If you’d told fresh-out-of-college Harper that one day she’d be dishing out breakup advice in a public forum, I’d have laughed, then cried a little (because breakups, am I right?). But writing about heartbreak changed the way I understood it. We paint leaving as an act of destruction—the good place you’re walking away from, the scorched-earth policy of cutting ties—but it doesn’t have to be that way.

The truth is, leaving is a beginning. Closing one door might lead to a hallway with fifty other doors you hadn’t even noticed before.

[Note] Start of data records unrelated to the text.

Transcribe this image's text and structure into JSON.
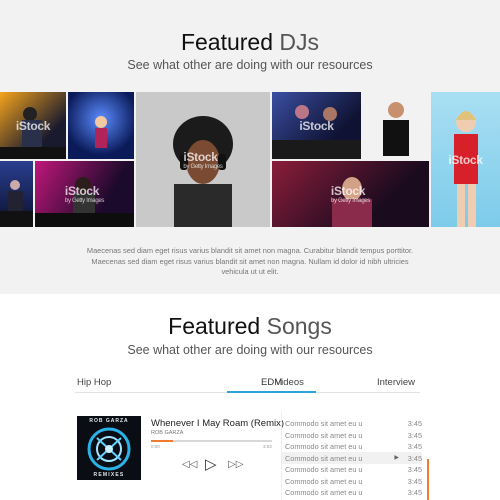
{
  "featured_djs": {
    "title_main": "Featured",
    "title_accent": "DJs",
    "subtitle": "See what other are doing with our resources",
    "watermark": "iStock",
    "watermark_sub": "by Getty Images",
    "description": "Maecenas sed diam eget risus varius blandit sit amet non magna. Curabitur blandit tempus porttitor. Maecenas sed diam eget risus varius blandit sit amet non magna. Nullam id dolor id nibh ultricies vehicula ut ut elit."
  },
  "featured_songs": {
    "title_main": "Featured",
    "title_accent": "Songs",
    "subtitle": "See what other are doing with our resources",
    "tabs": [
      "Hip Hop",
      "EDM",
      "Videos",
      "Interview"
    ],
    "active_tab": "EDM"
  },
  "player": {
    "cover_artist": "ROB GARZA",
    "cover_title": "REMIXES",
    "song_title": "Whenever I May Roam (Remix)",
    "artist": "ROB GARZA",
    "time_current": "0:00",
    "time_total": "3:03",
    "progress": 0.18,
    "accent_color": "#f07a2e",
    "tab_color": "#2aa3d6",
    "controls": {
      "prev": "prev-icon",
      "play": "play-icon",
      "next": "next-icon"
    }
  },
  "playlist": [
    {
      "name": "Commodo sit amet eu u",
      "time": "3:45"
    },
    {
      "name": "Commodo sit amet eu u",
      "time": "3:45"
    },
    {
      "name": "Commodo sit amet eu u",
      "time": "3:45"
    },
    {
      "name": "Commodo sit amet eu u",
      "time": "3:45",
      "active": true
    },
    {
      "name": "Commodo sit amet eu u",
      "time": "3:45"
    },
    {
      "name": "Commodo sit amet eu u",
      "time": "3:45"
    },
    {
      "name": "Commodo sit amet eu u",
      "time": "3:45"
    }
  ]
}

And maybe that’s how life works—messily, imperfectly, but always persistently. Writing my hardest piece helped me realize that endings don’t have the power to define you unless you hand them the pen.


Leaving You with This

Whether you’re walking out of a relationship or navigating any other seemingly impossible ending, take this with you: it will be hard, and it will take strength, but you are not made of glass. You are more like (and forgive the corny metaphor here) a mosaic—pieces of every moment you’ve lived and loved, rearranged into something newly beautiful after every crack. That’s resilience. That’s you.

So go forth, break some Tupperware-bound ties and maybe, just maybe, leave it all a little better than you found it. Relationships, after all, aren’t measured by how long they last but by what they teach us along the way.